Series 7: The Contenders
This indie film features a mock reality show on which randomly selected citizens are forced to hunt each other for a television audience. While most big-screen satires of the gladiatorial nature of modern sports and contests have been set in the future, this one, also shot and presented as if it were an actual reality program, drives the point home by imagining a deadly game show being produced in this day and age.
Capture
And then there’s the actual 2013 reality TV show that involved people hunting one another in a remote forest surrounded by an electronic fence. The CW’s Capture was immediately referred to and also embraced as a “real life Hunger Games.” But it doesn’t feature kids as the competitors, and the hunting is all done with electronics, like Laser Tag.
Brave New World
George Orwell’s 1984 might be a little more famous as far as classic dystopian fiction is concerned and it’s one of Collins’ admitted favorites, but Aldous Huxley’s Brave New World arrived decades earlier and is closer in its view of the future to The Hunger Games. Huxley conceived a world with a population restricted to and defined their designated place, like Katniss is in District 12, and all of them are distracted by entertainment and consumption. The totalitarian state of The Hunger Games is more oppressive and also uses the “entertainment” of the games to put additional fear into its people.
The Most Dangerous Game
Richard Connell’s short story, originally published in 1924, is an influence on many works of dystopian fiction, despite it not being set in the future.

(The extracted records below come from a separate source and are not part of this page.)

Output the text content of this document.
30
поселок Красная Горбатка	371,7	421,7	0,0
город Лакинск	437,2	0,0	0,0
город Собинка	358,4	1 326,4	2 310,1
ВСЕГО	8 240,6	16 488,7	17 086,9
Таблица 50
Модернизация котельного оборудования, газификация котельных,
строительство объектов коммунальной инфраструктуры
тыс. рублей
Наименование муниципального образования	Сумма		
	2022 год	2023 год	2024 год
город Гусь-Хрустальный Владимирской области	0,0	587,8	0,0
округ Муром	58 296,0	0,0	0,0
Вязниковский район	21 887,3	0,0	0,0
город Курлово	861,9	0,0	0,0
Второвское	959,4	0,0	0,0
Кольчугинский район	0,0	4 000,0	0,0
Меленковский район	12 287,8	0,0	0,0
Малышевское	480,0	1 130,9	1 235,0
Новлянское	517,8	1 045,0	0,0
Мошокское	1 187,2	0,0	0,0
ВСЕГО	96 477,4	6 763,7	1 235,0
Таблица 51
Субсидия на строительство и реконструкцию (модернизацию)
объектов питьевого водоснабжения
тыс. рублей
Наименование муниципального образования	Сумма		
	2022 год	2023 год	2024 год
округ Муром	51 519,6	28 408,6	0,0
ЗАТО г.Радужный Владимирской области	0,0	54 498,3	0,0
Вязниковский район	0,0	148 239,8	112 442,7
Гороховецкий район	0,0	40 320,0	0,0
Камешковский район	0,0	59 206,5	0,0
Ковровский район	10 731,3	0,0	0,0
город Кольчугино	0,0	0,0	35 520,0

The plot concerns a man marooned on a private island owned by a wealthy big-game hunter, who intentionally lures people to his property for the purpose of being his next prey. It’s been directly adapted to the screen a number of times while also inspiring such movies as Predator, Hard Target and Mindhunters.
Winter’s Bone
The Hunger Games made her an international box office sensation, but Jennifer Lawrence was already an Oscar-nominated movie star when she was cast as Katniss, thanks to her breakout performance in this 2010 indie drama. Looking at her role in the Sundance winner, it’s easy to see why she was well suited to play “The Girl on Fire.” Both characters live in mountain country with their single mother and siblings and hunt wild animals to help feed their poor family.
The Adventures of Robin Hood
With her talent for archery and eventual takedown of her nation’s oppressive and greedy ruling powers, Katniss is a kind of Robin Hood of the future. While there are plenty of movies based on the legendary robber of the rich and giver of the poor, this 1938 adaptation starring Errol Flynn as Robin still holds up as the most entertaining. But if you want something even closer, specifically with a female action hero, there’s Disney’s 2001 made-for-TV feature Princess of Thieves, which stars Keira Knightley as Robin Hood’s daughter, Gwyn.
The Hobbit Games
There are a lot of Hunger Games spoofs, some of them short and solely for an Internet audience, others feature-length comedies released in theaters. This one, a short film in the form of a fake trailer, mashes the franchise with another: The Hobbit. And it’s arguably the funniest of all the parodies. It also might introduce some of you to Peter Jackson’s Middle-earth movies, and those should occupy a good amount of your time, maybe enough to last you until they remake The Hunger Games.